Since there are two categorical variables involved with a chi-squared test of independence, it is useful to look at a two-way table so we can see the observed number in each category. A survey was carried out (Auxier and Anderson 2021) to better understand Americans' use of social media, online platforms, and messaging apps. The below two-way table shows the number of people who say they use Facebook by age group:

Age Use Facebook Do not use Facebook
18-29 154 66
30-49 320 96
50-64 279 103
65+ 215 214

For the chi-squared test of independence, the degrees of freedom is:

Degrees of freedom for chi-squared test of independence:

\(\text{df} = (r - 1)(c - 1),\)

where:

  • \(r\) is the number of rows (i.e. the number of categories in the first variable)
  • \(c\) is the number of columns (i.e. the number of categories in the second variable).
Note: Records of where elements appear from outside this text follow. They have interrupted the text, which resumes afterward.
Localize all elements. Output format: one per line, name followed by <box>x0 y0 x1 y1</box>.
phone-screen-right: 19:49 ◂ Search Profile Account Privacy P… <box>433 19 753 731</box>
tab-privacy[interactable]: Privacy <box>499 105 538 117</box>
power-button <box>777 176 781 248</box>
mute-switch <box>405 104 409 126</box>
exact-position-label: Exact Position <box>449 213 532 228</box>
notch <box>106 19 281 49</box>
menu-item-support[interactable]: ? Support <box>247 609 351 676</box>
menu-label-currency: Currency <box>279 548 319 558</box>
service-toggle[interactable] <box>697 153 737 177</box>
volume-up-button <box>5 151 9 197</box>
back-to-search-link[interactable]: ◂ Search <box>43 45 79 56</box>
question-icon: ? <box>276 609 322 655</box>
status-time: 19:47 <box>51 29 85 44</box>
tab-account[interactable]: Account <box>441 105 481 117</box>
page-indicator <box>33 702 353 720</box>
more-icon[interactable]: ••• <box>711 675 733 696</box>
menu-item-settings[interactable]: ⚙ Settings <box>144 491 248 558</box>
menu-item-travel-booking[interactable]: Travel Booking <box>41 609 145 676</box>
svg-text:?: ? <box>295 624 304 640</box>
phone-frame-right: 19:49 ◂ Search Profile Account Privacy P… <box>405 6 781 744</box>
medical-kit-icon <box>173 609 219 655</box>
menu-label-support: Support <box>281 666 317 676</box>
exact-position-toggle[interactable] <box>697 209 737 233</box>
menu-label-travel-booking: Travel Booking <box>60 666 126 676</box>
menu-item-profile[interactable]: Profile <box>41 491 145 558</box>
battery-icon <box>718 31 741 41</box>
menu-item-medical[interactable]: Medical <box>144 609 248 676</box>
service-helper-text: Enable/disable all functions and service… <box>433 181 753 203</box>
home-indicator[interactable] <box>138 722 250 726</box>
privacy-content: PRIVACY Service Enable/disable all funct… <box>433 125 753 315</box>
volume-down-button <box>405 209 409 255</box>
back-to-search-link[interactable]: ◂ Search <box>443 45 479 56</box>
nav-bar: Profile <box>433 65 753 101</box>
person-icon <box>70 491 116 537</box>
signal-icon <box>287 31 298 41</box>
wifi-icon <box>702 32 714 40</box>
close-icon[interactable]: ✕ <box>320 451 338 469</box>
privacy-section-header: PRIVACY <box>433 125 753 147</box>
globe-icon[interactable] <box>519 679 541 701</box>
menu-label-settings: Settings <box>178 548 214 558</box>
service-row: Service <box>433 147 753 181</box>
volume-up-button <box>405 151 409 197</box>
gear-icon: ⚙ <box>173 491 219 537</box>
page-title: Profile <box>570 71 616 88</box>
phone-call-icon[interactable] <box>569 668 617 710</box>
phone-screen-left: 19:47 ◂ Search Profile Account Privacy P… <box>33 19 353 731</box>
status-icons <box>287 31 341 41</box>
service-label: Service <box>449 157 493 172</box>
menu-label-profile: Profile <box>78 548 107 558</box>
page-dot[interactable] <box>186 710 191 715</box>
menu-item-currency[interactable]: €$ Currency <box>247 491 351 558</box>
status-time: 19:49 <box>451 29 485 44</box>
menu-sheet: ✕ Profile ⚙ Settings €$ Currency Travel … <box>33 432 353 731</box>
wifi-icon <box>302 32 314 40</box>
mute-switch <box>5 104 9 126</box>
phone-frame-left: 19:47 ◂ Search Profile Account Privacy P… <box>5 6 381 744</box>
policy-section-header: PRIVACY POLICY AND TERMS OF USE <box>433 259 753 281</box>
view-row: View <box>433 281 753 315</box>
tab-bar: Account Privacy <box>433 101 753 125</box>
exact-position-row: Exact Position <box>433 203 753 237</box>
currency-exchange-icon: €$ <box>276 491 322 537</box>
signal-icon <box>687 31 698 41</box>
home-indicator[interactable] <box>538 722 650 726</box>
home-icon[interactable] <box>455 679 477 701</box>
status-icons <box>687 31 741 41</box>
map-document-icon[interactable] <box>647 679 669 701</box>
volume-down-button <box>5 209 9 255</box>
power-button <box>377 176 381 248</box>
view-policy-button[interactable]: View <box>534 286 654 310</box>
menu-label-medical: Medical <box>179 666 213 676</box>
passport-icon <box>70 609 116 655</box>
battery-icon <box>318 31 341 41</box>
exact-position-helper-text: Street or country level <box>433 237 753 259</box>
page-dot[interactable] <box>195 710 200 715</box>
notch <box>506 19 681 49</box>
In our example, there are four rows and two columns, so we have that

\[\text{df} = (4 - 1)(2 - 1) = 3\times 1 = 3.\]

Your turn

Suppose a group of university students have been asked how often they smoke, and possible answers are:

  • Never
  • Sometimes
  • Often.

Also suppose the students have also been asked how frequently they exercise, with possible answers:

  • Never
  • Occasionally
  • Regularly
  • At least once a day

If we were to carry out a chi-squared test of independence to test for an association between smoking and exercise, what would the degrees of freedom be for this test?

\((3 - 1) \times (4 - 1)\)

6

References

Auxier, Brooke, and Monica Anderson. 2021. “Social Media Use in 2021.” Pew Research Center. 2021. https://www.pewresearch.org/internet/2021/04/07/social-media-use-in-2021/.